1. Field of the Invention
The present invention relates to a method of manufacturing a light emitting device and a light emitting device.
2. Background Information
There has been used a surface mount type light emitting device, in which a light emitting element such as a light emitting diode (LED) or a laser diode (LD) is mounted on a substrate. Such light emitting devices are used for lighting apparatus, backlight of display screen, light source for vehicle, light source for display, auxiliary light source for moving images, and other general consumer light sources. As compared with conventional light sources, such light emitting devices have a longer life and are capable of emitting light under an energy-serving environment, which are attracting high expectation as a next generation light source for lighting applications.
In recent years, even higher levels of output powder is in demand, and in order to comply, increase in size (a larger planar dimension) of a light emitting element or a combination of plurality of small-size light emitting elements has been conducted.
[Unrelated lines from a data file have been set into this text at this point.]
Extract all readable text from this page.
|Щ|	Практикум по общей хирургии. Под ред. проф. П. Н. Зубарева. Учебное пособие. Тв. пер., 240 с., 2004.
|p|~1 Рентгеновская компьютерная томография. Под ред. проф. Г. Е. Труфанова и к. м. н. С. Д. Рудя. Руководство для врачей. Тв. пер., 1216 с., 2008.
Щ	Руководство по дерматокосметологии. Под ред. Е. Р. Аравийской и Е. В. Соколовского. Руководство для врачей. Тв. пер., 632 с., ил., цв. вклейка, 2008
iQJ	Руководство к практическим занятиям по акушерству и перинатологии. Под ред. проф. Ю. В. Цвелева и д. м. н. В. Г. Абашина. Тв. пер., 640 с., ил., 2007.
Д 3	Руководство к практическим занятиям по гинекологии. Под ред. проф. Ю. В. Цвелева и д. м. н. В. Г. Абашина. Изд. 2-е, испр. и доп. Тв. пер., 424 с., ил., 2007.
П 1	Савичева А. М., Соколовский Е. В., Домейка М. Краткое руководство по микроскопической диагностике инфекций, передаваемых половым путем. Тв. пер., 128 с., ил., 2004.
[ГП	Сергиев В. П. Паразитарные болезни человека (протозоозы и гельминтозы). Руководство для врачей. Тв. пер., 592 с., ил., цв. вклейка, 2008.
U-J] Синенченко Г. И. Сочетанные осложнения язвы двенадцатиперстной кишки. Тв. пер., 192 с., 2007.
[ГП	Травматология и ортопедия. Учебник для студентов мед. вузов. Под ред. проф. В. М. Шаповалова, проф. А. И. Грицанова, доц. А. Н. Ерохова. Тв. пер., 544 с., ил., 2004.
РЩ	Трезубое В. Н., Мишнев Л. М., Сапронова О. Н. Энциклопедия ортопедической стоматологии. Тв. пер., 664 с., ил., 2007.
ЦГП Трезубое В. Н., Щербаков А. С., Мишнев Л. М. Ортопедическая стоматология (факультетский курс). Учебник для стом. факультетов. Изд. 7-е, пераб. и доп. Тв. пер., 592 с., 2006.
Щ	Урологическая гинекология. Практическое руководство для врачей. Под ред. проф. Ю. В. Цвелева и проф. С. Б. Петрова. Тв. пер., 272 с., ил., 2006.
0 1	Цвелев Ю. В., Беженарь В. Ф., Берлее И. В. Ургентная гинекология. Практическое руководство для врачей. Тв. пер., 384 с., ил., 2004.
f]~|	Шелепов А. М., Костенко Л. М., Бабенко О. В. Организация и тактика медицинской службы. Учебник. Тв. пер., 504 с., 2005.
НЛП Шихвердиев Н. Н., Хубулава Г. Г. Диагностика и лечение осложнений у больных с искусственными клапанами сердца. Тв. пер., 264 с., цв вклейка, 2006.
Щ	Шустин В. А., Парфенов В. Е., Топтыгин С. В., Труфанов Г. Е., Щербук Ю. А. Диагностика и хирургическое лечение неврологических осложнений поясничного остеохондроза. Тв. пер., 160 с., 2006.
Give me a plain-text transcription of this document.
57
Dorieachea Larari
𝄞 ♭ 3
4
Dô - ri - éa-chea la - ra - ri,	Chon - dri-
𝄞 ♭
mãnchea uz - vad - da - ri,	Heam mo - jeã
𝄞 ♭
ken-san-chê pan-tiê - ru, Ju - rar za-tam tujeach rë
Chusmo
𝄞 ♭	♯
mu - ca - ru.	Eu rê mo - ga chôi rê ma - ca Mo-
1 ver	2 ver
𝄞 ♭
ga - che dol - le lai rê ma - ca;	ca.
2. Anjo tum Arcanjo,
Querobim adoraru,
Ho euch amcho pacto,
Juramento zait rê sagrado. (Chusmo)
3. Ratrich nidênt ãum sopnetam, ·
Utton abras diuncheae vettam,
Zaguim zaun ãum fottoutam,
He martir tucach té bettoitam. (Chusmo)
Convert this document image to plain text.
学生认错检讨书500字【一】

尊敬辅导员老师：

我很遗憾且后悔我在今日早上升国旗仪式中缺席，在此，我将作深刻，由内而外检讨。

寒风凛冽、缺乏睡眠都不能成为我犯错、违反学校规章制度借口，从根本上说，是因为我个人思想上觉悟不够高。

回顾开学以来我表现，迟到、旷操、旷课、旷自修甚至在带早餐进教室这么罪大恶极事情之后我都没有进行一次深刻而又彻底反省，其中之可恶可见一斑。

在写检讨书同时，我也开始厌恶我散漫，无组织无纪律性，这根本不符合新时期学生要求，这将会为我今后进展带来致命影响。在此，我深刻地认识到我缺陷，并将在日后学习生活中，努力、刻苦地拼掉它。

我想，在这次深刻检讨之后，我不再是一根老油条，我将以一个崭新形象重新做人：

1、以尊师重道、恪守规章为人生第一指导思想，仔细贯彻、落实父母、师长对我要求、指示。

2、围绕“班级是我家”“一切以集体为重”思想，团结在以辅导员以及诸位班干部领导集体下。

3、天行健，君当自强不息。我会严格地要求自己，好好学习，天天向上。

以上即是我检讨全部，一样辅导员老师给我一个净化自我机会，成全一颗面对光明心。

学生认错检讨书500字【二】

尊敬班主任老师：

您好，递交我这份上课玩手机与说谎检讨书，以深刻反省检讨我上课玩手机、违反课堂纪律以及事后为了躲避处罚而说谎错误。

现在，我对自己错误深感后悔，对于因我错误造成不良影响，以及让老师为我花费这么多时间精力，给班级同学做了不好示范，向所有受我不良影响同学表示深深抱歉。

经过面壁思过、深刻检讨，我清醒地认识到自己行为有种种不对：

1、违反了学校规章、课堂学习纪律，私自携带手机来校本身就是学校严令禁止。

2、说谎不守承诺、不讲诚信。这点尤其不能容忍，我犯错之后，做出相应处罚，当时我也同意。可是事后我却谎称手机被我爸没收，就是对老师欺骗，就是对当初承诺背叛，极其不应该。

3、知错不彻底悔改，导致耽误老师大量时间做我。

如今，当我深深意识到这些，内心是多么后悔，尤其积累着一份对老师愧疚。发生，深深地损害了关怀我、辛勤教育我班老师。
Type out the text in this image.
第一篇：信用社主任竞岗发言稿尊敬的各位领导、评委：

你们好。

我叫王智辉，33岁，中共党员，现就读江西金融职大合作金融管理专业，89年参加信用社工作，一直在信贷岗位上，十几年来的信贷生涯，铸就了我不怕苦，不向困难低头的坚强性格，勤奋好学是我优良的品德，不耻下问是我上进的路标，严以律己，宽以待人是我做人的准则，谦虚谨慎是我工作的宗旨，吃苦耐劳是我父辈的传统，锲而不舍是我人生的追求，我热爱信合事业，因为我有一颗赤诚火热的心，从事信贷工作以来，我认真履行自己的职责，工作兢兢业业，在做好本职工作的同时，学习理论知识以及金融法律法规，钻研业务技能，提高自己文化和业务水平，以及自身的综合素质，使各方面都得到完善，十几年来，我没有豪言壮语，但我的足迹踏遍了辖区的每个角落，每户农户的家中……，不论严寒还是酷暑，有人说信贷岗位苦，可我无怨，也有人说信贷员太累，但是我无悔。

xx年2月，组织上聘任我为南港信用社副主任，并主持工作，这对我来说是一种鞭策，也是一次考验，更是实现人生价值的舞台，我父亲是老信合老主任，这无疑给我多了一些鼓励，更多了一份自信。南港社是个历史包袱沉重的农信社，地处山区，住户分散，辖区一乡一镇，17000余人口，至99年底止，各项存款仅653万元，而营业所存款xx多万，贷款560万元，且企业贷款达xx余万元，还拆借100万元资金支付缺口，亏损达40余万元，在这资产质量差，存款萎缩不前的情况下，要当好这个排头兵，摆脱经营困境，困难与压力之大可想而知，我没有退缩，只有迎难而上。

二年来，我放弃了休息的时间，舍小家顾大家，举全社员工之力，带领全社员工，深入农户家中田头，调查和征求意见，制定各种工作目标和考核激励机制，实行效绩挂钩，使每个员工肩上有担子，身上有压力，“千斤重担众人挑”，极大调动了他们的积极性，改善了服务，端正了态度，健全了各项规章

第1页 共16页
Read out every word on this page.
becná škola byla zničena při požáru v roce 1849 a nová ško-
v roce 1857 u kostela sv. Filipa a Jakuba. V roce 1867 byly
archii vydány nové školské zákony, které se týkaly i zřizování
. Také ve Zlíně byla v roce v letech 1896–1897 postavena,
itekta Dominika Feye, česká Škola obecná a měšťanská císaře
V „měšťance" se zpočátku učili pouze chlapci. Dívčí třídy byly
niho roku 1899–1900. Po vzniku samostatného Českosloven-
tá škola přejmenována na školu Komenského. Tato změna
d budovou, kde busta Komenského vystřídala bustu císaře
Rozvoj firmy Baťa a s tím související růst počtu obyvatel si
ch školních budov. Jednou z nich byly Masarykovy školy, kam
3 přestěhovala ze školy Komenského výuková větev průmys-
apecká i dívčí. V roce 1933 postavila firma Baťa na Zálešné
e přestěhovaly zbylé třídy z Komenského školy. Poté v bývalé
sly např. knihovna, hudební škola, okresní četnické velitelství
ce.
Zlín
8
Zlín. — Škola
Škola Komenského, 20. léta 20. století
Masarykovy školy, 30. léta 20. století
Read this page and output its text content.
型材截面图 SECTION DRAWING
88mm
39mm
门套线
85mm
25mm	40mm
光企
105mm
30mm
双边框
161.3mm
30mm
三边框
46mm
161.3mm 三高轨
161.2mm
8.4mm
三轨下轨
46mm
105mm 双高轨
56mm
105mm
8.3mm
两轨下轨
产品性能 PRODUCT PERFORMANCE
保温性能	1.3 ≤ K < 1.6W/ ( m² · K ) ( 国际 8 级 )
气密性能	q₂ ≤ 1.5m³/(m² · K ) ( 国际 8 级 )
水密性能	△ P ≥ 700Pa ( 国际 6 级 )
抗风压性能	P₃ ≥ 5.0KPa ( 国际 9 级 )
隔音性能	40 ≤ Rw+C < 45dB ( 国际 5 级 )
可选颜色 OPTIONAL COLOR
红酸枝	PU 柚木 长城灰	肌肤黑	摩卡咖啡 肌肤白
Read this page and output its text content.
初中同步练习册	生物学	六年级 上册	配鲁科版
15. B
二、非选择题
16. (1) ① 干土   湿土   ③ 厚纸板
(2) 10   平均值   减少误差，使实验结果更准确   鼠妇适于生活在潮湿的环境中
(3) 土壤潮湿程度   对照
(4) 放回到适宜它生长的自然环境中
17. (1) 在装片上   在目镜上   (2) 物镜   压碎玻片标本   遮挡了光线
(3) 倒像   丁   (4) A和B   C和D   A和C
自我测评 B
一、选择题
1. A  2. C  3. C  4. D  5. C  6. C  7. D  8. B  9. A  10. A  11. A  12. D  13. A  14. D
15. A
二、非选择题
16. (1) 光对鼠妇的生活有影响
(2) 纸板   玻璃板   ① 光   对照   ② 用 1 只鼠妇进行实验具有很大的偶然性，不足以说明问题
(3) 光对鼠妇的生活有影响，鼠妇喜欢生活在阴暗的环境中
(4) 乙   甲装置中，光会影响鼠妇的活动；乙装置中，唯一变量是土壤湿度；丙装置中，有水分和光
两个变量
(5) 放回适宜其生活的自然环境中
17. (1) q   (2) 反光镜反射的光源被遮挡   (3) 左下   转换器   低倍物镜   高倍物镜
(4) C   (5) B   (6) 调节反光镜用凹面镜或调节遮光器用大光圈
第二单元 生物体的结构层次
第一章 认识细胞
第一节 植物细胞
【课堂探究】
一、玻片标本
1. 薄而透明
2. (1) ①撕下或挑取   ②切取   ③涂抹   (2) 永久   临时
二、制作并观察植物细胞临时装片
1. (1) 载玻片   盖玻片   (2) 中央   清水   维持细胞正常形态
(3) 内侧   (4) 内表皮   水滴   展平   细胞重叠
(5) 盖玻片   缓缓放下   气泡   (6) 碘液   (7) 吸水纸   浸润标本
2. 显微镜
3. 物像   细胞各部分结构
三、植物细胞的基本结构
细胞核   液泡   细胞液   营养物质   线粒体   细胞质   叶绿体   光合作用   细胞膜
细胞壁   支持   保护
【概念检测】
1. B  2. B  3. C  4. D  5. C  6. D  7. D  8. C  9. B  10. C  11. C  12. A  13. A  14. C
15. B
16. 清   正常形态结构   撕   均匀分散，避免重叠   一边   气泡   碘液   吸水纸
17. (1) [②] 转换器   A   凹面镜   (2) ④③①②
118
On the other hand, in order to produce an application product in which the orientation characteristic is controlled by using a lens system or the like, the light emitting device preferably has a light source as close to a configuration of a single light source as possible, that is, as close to a configuration of a point light source as possible. For this reason, in order to realize high power output, a use of a single, large-size light emitting element is preferable. However, although a technique of mounting a large planar dimension light emitting element on a package or the like is relatively easy to perform, production of such a light emitting element having a large planar dimension from a wafer with good yield is difficult.
For this reason, when a plurality of small sized light emitting elements, which are easily obtained with good production yield, is used, cost advantage can be attained. However, an arrangement of the plurality of light emitting elements close together in order to achieve a configuration close to a point light source is difficult to obtain due to the accuracy of mounting positions. For this reason, there has been proposed to print a solder with a pre-determined amount of offset or shift for each of the electronic components such as a plurality of light emitting elements to be mounted (for example, see JP 2002-134892A).
It is described that, with the use of self-alignment effect, this method allows positioning of each light emitting element at an intended position in the step of solder-bonding.
However, in practice with the method described in JP 2002-134892 A, the degree of accuracy of mounting positions may become unstable and a satisfactory level has not been achieved.